One consideration with the detection of peptides using MSI is that a traditional PMF style search query does not normally account for the presence of post translationally modified proteins or proteoform variations of the base sequence of the targeted viral proteins.

In our workflow, the peptides are identified by mapping them back to a theoretical digest of the targeted viral proteins. The possibility of modified peptides within those proteins being present is likely. However, due to the efficiency of ionisation of modified peptides and their relative low abundance, it is unlikely that they will be detected in an MSI-based workflow. Further to this, limitations with mass resolution achievable in a TOF/TOF instrument makes assigning modified peptides to viral proteoforms unreliable. More work is needed in this area in order to confidently search and identify proteoforms using MALDI TOF/TOF MSI.

In workflows such as this, and indeed in the majority of proteomics workflows, it is desirable to have some form of validation. Orthogonal techniques to MSI can often introduce unnecessary complexity and therefore we used the generated images to validate our findings. To do this, we treated imaging data as if it had originated from some form of microscopy and applied a well-known analysis or a correlation of each pixel from each m/z image from the suspected viral peptides.

The utility of this image analysis was enhanced by the fact that all images were generated from a single acquisition. Since the XY co-ordinates and number of pixels does not change between images, and it is not necessary to designate regions of interest to account for varying numbers of pixels in each image, the analysis can perform a direct comparison of the intensity of each individual pixel across each image and compute a reliable R² co-efficient. The result of this correlational analysis demonstrated clearly that the peptides that were considered to belong to the viral proteins co-occurred with similar intensity with a correlation R² value of between 0.79 and 0.92 for all peptides and did not co-occur with the negative control peptides from TFIIA, indicating that they followed the pattern of viral infection, as opposed to some other structure within the tissue. When this result is combined with the PMF results, there was clear evidence that the peptides that had been detected mass spectrometrically and mapped spatially were of viral origin.
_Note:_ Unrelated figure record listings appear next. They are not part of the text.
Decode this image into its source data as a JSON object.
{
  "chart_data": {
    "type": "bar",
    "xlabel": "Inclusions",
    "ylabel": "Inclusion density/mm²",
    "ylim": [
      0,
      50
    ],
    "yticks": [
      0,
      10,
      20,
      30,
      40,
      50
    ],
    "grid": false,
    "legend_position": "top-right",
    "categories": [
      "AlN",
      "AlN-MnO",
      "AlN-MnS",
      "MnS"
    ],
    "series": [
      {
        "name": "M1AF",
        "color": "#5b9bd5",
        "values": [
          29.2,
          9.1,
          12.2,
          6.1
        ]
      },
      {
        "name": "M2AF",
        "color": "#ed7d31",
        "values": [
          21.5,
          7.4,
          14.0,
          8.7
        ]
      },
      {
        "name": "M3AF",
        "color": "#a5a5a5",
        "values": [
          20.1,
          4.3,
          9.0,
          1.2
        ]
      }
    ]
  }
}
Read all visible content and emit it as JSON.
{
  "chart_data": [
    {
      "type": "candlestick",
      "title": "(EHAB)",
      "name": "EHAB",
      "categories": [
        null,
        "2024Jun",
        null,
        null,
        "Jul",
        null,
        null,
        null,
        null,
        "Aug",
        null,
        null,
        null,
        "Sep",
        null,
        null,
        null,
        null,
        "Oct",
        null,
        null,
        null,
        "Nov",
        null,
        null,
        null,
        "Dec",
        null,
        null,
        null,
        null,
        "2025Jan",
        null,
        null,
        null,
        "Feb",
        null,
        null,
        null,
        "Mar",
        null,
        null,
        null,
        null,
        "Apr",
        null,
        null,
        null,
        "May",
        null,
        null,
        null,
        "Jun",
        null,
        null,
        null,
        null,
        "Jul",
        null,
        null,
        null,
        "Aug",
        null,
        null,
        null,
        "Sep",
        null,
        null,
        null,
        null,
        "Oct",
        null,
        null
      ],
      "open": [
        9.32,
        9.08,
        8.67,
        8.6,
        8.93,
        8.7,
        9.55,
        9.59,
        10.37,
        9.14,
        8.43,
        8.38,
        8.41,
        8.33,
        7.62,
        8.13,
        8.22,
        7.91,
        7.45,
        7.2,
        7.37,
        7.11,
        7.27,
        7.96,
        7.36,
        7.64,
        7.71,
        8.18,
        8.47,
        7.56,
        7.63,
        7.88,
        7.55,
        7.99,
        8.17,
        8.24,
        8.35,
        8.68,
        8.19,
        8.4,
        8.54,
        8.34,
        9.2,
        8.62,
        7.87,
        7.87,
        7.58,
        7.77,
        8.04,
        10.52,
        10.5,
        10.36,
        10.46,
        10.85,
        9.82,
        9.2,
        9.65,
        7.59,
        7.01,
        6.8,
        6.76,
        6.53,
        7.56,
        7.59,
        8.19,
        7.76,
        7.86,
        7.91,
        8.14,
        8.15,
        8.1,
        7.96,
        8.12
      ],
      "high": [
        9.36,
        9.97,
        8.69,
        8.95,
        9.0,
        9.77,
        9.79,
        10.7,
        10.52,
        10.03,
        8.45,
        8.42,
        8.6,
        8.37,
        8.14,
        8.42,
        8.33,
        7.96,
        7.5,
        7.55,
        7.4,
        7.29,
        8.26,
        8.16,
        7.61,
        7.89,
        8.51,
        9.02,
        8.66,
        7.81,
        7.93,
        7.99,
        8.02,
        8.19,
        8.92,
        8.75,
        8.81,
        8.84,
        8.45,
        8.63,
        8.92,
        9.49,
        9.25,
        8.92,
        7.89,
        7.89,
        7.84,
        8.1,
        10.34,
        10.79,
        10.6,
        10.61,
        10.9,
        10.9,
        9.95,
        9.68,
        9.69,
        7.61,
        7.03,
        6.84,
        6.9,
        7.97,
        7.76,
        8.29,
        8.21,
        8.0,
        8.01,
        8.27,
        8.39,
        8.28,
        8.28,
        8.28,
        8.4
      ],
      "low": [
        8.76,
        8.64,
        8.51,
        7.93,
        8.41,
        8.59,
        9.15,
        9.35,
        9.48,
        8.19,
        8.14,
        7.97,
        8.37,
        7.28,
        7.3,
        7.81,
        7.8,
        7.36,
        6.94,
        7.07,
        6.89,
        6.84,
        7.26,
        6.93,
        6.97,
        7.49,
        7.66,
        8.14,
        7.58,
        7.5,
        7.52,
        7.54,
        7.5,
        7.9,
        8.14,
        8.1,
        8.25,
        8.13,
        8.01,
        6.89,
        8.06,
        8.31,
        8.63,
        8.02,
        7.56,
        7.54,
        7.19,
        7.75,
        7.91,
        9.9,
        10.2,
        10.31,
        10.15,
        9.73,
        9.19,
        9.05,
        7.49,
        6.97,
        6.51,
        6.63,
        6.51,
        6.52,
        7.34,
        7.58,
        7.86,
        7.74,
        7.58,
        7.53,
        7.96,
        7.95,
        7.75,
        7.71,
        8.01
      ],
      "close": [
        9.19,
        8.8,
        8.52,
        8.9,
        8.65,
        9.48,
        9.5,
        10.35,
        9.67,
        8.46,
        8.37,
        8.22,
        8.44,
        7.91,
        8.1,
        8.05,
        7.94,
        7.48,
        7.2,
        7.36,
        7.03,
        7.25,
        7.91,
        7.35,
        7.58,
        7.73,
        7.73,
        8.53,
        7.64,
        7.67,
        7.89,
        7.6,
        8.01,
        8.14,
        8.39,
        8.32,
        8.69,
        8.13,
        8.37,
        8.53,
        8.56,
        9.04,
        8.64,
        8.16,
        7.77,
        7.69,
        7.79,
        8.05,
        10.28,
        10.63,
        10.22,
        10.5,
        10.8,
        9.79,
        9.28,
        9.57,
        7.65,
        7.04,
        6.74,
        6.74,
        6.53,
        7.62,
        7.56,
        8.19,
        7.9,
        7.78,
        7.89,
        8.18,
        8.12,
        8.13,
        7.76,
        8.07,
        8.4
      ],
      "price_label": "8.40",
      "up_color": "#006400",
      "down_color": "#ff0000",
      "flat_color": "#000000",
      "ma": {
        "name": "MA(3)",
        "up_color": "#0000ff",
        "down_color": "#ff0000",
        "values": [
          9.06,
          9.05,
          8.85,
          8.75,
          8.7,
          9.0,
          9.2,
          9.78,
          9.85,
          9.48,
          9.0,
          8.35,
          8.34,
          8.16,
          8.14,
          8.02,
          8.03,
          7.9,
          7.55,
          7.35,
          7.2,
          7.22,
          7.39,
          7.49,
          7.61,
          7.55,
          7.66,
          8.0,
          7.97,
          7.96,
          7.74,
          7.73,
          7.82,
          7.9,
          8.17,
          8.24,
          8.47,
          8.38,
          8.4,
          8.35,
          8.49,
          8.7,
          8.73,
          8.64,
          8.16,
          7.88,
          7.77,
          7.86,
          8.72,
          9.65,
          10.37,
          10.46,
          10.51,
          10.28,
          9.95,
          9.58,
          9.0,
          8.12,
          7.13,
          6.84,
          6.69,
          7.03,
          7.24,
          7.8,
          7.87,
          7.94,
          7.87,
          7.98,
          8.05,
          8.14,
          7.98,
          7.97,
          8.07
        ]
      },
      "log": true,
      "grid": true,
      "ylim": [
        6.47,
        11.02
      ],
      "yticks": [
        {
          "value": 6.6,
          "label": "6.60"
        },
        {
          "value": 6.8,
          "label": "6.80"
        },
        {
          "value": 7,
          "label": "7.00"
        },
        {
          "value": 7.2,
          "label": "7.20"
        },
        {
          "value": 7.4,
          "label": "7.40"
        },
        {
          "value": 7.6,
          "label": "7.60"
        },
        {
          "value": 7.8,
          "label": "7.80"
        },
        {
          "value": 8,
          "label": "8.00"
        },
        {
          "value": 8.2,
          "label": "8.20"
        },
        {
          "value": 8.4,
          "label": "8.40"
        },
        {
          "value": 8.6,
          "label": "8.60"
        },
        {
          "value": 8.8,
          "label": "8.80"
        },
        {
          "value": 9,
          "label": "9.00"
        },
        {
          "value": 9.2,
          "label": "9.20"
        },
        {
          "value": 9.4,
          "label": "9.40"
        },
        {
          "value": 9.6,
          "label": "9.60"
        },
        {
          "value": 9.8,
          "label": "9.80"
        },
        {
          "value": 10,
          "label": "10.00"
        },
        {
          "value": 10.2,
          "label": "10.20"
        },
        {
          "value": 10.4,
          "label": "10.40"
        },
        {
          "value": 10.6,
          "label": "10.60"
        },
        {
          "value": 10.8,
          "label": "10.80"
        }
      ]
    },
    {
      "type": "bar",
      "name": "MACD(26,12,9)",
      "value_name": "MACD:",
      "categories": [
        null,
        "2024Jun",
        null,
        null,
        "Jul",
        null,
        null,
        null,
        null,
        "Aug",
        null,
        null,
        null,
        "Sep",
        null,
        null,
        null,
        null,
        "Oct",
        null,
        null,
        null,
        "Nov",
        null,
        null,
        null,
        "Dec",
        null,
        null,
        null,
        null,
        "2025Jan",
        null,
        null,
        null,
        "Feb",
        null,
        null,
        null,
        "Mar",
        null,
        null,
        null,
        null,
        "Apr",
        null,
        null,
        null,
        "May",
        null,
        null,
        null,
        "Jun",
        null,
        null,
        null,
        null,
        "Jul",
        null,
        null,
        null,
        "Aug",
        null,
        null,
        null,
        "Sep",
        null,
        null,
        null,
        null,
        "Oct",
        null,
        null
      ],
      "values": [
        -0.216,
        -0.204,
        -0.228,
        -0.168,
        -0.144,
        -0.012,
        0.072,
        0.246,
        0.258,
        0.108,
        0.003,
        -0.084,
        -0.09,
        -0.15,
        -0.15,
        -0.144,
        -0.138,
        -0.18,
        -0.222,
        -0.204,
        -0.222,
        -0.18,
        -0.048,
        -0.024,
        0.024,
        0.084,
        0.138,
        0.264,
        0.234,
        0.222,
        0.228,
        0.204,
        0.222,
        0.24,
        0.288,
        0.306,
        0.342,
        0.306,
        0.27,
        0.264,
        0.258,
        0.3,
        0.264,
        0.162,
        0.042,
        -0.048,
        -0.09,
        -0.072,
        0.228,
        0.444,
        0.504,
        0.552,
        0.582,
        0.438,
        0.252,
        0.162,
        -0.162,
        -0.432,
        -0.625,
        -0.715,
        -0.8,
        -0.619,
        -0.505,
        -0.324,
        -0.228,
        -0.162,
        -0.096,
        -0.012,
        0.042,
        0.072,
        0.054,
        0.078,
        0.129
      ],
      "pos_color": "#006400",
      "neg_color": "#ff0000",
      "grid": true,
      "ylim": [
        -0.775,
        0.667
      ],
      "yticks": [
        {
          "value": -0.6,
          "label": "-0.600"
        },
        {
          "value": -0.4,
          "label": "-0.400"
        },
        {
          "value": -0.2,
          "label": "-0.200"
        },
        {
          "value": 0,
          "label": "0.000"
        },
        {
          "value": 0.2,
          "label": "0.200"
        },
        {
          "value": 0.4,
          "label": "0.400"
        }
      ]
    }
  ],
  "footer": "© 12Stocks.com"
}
We also note that the difference in correlational values is dependent on both intensity and location. Some peptides naturally ionise with different efficiencies; therefore, we posit that the difference observed in correlation coefficient results from this.

5. Conclusions

We developed a comprehensive pipeline from sample preparation to data interpretation and analysed the data using two discrete analysis methods to describe a robust and reliable pipeline that offers internal validation for MSI data generated in a simple TOF/TOF instrument.